Bizos has just struck back... but this flying passengers into orbit is just a dead end really. The real market has to be the satellite launch business, satellite maintenance and the occasional foray to the International Space Station.

With Blue Origin’s successful re-flight of its reusable New Shepard booster and capsule on Friday, the company jumped ahead in the competition to fly people into space on a commercial basis...

None of New Shepard’s flights has carried a crew. Blue Origin has not announced ticket prices or a schedule for flying people aboard the capsule, which lands under parachute. You can sign up on its website to receive “early access to pricing information and tickets when we open reservations.”

In Mojave, Calif., two rivals are still struggling to their space tourism businesses going. Virgin Galactic, which bills itself as “the world’s first commercial spaceline,” has yet to fly its SpaceShipTwo suborbital vehicle above 71,000 feet. The company was launched in 2004 with the goal of beginning commercial service in 2007.

Virgin Galactic is set to roll out its second spacecraft on Feb. 19, with flight tests to follow. The first SpaceShipTwo was destroyed during a flight test in October 2014.

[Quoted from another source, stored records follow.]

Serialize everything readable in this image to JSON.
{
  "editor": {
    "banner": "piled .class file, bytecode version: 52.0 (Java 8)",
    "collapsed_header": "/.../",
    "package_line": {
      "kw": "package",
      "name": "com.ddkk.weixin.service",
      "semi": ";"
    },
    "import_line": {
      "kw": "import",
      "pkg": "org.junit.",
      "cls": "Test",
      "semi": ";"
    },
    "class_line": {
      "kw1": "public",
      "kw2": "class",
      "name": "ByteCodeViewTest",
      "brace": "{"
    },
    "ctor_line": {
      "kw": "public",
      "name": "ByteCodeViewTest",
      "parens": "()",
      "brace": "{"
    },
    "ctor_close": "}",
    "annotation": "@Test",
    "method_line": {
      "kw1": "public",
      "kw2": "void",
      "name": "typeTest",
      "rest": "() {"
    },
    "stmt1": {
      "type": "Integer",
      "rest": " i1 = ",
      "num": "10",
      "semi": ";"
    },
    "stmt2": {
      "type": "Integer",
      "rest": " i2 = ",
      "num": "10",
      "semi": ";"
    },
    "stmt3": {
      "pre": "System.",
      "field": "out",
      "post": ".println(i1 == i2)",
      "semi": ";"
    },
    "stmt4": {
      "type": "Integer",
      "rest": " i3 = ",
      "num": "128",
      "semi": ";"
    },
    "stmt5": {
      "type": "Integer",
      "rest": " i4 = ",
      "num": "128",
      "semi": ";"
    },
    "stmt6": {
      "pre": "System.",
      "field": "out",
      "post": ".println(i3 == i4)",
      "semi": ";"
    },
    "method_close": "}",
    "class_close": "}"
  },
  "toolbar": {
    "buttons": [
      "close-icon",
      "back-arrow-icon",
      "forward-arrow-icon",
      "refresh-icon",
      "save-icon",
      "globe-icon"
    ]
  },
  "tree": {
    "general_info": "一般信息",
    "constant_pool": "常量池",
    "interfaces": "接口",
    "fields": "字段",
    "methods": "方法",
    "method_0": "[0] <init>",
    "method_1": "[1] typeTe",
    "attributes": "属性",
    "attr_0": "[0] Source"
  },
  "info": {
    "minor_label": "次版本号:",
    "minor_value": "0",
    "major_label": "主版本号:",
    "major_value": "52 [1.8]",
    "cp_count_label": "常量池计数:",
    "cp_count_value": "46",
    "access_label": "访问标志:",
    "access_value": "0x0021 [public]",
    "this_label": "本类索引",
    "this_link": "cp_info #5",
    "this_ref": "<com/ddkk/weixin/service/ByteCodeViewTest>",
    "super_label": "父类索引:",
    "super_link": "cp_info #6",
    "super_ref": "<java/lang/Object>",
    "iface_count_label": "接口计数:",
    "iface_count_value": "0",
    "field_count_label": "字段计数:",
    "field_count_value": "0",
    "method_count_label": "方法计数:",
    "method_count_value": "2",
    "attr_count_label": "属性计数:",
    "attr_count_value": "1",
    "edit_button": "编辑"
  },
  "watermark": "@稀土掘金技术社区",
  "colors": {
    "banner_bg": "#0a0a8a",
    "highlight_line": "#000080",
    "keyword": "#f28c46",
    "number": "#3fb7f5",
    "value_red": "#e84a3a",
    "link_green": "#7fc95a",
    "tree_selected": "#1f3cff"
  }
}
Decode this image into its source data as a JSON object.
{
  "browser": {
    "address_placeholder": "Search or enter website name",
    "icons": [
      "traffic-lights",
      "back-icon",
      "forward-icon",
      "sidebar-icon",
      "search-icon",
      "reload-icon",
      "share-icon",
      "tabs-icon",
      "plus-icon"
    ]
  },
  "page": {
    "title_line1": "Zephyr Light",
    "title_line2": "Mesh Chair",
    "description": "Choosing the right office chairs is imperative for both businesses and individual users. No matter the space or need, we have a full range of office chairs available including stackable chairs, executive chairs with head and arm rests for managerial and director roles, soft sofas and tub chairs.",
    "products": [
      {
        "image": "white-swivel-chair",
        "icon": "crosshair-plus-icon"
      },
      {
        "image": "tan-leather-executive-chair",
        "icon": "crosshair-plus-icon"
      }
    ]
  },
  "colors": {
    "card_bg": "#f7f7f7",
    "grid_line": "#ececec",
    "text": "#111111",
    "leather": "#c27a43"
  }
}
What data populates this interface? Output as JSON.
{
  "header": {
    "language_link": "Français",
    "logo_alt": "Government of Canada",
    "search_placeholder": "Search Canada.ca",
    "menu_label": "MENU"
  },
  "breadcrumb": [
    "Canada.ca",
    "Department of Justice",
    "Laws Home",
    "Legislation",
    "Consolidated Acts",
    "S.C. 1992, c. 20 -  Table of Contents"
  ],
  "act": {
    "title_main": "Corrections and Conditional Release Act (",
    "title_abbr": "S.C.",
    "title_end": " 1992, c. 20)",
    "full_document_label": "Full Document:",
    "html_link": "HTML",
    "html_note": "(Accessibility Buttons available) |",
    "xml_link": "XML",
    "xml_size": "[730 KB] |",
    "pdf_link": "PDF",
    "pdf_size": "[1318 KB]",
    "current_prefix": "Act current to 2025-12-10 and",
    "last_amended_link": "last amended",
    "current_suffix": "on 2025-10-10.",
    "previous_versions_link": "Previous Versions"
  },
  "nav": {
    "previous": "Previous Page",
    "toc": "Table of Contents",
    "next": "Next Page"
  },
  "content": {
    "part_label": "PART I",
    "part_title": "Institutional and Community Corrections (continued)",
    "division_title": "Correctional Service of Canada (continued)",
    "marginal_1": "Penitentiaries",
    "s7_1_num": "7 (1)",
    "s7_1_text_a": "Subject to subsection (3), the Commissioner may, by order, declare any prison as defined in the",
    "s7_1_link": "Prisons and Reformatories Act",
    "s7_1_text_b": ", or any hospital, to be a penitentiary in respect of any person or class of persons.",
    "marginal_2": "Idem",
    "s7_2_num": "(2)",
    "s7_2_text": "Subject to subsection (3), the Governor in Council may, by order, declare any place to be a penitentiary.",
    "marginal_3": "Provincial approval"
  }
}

In an interview earlier this week at the World Economic Forum in Davos, Switzerland, Virgin Galactic Founder Richard Branson did not give an estimate for when the new spacecraft would begin flying. Tickets aboard SpaceShipTwo cost $250,000.

XCOR is still building its first Lynx vehicle, which it expects to fly later this year in Mojave. The Lynx Mark I will be a high-altitude test vehicle that will not be able to reach the boundary of space at 100 km (62 miles). An upgraded Lynx Mark II will be designed to fly to space.

The company, which is running years behind schedule on its first vehicle, is not providing a schedule for flight tests or commercial service will begin. Tickets cost $150,000.

Space Adventures is the only company to fly tourists to space on a commercial basis. The company has booked seven clients on eight trips to the International Space Station aboard Russian Soyuz spacecraft since 2001.

However, those flights are limited to when the Russians have spare seats aboard the Soyuz. The last one took place in 2009. British soprano Sarah Brightman pulled out of a flight scheduled for last year. She was replaced by a cosmonaut from Kazakhstan.

Space Adventures does have a plan to fly two tourists around the moon in a modified Soyuz spacecraft. The company said it has signed up two customers willing to pay $150 million apiece for the flight.

Space Adventures had hoped to fly the mission before the 50th anniversary of the Apollo 1 fire in January 2017. That goal appears unlikely because the tourist flight would be preceded by a mission around the moon flown by professional cosmonauts to test the upgraded Soyuz. No such mission appears to be on the schedule for the year ahead.